Frais de mandat et cadeaux
Concernant les frais de mandats, si le GRECO est satisfait des conditions du contrôle, il appelle toutefois à un progrès dans la transparence. En réponse, les autorités françaises défendent les dispositifs mis en place à l’Assemblée nationale comme au Sénat. Concernant la publicité, la France rappelle que la non-publication est la norme, alors que la publicité est l’exception (Royaume-Uni et États-Unis). Les autorités évoquent même une difficulté constitutionnelle : le principe de libre exercice du mandat parlementaire, consacré par le Conseil constitutionnel et le Conseil d’État, s’oppose à la publicité. Transparency International France partage les réserves du GRECO et demande la publication en format ouvert de l’avance sur frais de mandat. Elle recommande aussi de renforcer le contrôle et de supprimer la tolérance de 150 € de dépenses hebdomadaires injustifiées. Au moment où le Parlement a fait le choix d’augmenter l’enveloppe de frais de mandat de 300 € supplémentaires par mois pour les députés (soit 5950 € par mois) et 700 € pour les sénateurs (soit 6600 euros par mois), la réaction de l’opinion montre que sur ce sujet sensible plus de transparence est nécessaire.
Concernant les cadeaux, le GRECO constate que la réglementation n’est pas assez stricte : pas d’interdiction de principe, des obligations qui ne pèsent que sur les tiers et pas sur les parlementaires. Transparency International France recommande d’interdire aux députés d’accepter les cadeaux d’un montant supérieur à 150 euros.
D’autres chantiers
Le cadre défini par le GRECO en 2012 est déjà dépassé. Transparency International France propose d’encadrer les reconversions professionnelles des parlementaires en les intégrant pleinement dans le dispositif de contrôle des mobilités public-privé sous la supervision de la HATVP, mais aussi en interdisant aux anciens parlementaires d’exercer une activité de lobbying pendant un an. Transparency International France propose également de plafonner la rémunération issue des activités professionnelles annexes à 50 %, ou moins, du montant de l’indemnité parlementaire. Par ailleurs, les députés qui conservent une activité de conseil devraient être obligés de rendre publique la liste de leurs clients.
Si le GRECO donne un satisfecit aux autorités françaises en matière de statut des collaborateurs, Transparency International juge toutefois qu’un statut plus protecteur avec des obligations déontologiques précises reste indispensable.
RECOMMANDATIONS DU GRECO RELATIVES AUX JUGES
Comme d’autres organisations européennes : le GRECO distingue strictement les juges (le siège en droit français) et les procureurs (le parquet) et écarte la catégorie « magistrats ».

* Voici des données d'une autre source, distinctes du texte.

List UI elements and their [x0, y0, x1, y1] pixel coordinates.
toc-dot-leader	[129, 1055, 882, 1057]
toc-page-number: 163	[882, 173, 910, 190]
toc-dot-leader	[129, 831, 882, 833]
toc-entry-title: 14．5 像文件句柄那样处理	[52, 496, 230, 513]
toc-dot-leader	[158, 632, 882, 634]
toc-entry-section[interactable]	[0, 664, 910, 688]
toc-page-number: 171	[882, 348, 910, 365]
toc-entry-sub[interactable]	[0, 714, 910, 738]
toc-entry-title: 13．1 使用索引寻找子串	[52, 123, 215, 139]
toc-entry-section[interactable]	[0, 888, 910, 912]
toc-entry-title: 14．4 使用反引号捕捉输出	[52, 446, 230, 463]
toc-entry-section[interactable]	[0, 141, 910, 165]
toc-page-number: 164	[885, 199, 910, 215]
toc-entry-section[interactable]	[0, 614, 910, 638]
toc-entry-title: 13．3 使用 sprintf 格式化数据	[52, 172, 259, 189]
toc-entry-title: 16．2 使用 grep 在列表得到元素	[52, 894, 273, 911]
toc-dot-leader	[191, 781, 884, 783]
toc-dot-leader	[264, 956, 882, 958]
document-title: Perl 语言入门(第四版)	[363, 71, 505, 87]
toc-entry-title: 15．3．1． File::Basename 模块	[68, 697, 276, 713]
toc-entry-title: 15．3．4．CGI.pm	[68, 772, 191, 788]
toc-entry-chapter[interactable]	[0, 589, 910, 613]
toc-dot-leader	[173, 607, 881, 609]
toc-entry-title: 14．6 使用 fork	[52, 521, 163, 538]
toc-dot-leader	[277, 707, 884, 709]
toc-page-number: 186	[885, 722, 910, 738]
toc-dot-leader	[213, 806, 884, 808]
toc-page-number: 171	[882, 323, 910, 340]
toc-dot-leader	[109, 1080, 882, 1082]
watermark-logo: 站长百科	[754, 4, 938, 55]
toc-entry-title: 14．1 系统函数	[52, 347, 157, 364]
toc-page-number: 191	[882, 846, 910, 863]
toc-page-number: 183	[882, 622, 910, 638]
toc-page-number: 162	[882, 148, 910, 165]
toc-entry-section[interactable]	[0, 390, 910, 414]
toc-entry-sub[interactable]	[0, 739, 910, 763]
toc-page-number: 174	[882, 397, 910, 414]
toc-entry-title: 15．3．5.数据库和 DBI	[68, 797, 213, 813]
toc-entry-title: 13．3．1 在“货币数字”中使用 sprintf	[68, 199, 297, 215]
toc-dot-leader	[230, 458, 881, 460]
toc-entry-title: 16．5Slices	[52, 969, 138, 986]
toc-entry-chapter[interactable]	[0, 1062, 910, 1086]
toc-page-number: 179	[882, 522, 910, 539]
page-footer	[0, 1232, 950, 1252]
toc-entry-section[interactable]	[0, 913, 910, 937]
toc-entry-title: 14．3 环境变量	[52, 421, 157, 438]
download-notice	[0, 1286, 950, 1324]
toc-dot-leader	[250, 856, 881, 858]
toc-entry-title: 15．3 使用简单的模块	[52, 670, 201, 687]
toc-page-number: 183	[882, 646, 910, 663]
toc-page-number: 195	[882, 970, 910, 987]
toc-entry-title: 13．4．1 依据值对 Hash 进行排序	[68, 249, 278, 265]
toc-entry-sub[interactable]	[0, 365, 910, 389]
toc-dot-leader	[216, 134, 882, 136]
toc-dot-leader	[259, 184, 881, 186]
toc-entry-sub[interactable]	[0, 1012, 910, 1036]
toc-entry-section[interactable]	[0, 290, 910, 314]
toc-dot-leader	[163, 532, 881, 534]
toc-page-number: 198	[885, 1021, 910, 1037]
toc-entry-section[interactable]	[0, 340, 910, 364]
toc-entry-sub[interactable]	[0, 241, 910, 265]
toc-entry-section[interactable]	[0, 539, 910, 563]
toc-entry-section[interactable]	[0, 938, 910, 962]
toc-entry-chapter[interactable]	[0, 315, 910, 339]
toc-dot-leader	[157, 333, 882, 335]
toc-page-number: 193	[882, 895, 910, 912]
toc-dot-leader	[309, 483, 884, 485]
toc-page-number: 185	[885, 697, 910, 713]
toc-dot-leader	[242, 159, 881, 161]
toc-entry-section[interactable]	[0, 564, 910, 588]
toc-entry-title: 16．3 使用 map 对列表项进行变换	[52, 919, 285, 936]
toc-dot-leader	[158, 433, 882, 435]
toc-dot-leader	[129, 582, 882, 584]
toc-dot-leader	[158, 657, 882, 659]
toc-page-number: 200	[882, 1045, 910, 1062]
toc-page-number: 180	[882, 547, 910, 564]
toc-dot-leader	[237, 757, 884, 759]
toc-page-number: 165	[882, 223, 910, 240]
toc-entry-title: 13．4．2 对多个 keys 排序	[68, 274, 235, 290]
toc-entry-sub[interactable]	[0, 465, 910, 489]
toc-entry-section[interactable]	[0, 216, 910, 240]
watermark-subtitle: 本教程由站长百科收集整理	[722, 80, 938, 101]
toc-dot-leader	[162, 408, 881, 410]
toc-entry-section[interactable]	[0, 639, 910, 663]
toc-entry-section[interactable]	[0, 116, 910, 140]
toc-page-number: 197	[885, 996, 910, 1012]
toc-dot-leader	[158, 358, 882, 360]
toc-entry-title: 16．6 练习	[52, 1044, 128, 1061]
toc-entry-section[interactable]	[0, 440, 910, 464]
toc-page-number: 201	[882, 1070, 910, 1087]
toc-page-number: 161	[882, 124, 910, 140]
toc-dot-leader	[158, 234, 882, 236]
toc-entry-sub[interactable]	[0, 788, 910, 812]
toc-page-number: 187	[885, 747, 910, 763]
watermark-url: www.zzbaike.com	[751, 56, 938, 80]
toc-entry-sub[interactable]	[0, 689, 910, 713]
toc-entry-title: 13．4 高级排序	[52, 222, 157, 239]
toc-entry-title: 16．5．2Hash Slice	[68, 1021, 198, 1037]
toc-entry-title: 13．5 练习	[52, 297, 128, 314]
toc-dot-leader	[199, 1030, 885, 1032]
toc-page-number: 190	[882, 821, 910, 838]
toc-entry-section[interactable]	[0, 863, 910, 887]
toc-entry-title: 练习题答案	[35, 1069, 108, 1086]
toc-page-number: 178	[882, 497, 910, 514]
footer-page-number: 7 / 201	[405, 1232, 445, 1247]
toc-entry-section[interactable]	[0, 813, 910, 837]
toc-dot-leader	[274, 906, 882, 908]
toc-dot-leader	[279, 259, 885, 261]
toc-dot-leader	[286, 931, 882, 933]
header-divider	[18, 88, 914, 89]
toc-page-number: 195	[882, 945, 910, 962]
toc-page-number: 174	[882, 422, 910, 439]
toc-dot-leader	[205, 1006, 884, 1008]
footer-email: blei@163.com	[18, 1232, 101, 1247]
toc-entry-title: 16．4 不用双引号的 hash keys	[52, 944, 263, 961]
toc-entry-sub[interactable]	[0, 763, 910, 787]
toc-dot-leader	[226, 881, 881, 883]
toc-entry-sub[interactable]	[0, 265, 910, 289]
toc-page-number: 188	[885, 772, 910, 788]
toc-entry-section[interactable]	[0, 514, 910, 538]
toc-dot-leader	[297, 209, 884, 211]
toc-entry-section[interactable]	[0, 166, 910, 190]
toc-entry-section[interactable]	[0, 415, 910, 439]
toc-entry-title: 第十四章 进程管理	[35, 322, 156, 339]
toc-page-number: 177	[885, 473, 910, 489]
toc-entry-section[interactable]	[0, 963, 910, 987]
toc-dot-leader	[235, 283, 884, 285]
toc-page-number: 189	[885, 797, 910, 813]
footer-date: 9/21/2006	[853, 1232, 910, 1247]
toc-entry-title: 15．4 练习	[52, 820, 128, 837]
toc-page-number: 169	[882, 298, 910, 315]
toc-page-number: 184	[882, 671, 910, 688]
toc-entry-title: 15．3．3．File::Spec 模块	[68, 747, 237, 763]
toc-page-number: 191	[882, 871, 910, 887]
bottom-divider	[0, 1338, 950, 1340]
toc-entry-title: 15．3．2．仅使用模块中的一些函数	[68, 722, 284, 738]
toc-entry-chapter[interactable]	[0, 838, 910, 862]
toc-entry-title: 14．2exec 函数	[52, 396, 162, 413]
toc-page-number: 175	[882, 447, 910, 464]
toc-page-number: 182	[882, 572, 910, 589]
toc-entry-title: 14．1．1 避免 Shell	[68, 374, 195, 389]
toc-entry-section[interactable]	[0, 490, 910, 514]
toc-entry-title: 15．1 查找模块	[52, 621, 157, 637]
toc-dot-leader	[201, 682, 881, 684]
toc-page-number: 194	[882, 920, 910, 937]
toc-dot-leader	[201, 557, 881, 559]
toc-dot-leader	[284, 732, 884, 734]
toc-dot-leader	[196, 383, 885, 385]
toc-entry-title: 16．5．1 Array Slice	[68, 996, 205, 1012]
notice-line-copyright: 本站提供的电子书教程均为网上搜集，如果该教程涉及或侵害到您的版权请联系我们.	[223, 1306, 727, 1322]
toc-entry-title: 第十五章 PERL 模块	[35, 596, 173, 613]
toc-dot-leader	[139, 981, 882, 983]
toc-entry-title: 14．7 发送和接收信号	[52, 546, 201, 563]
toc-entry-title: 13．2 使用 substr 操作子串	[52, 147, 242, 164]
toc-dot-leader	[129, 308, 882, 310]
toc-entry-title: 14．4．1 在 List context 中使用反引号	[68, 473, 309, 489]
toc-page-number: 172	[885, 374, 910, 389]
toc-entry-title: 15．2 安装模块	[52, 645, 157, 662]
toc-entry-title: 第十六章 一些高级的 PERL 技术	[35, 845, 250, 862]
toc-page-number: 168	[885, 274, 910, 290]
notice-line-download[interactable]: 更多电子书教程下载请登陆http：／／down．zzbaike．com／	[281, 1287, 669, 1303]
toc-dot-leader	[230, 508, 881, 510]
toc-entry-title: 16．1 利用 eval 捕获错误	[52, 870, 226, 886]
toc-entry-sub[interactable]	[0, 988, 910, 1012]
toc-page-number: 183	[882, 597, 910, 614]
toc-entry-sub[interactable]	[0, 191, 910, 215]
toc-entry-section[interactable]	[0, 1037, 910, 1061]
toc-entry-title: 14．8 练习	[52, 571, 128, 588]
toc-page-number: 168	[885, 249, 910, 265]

Depuis 2013, le GRECO recommande que le pouvoir disciplinaire exercé sur les juges soit complètement soustrait à l’Exécutif.
Les autorités françaises soulignent que les chefs de cour et l’Inspection générale de la justice mènent les procédures administratives en amont de toute procédure disciplinaire dans un cadre solide et protecteur pour les juges. Elles s’opposent à ce que le CSM puisse, en l’état du droit constitutionnel, saisir directement l’IGJ (pouvoir propre du garde des sceaux fondé sur l’article 20 de la Constitution et l’article 15 de la Déclaration des droits de l’homme et du citoyen). Elles indiquent que le CSM peut toutefois solliciter le garde des sceaux en vue de saisir le CSM, faculté renforcée par l’article 9 de la récente loi organique qui favorise la saisine directe du CSM par les justiciables. Elles font également valoir que les missions d’enquêtes administratives sont composées exclusivement de magistrats. Le CSM, dans ses décisions des 15 septembre et 19 octobre 2022, a d’ailleurs rappelé les conditions d’impartialité et de loyauté dans lesquelles étaient menées ces investigations.
Le GRECO, en concordance de vue avec la Commission de Venise (Conseil de l’Europe), maintient son désaccord, inquiet que le pouvoir d’initiative et d’investigation soit confié au garde des sceaux et non au seul CSM. Il préconise de retirer au garde des sceaux son pouvoir d’enquête en plaçant l’Inspection générale de la justice auprès du Conseil supérieur de la magistrature.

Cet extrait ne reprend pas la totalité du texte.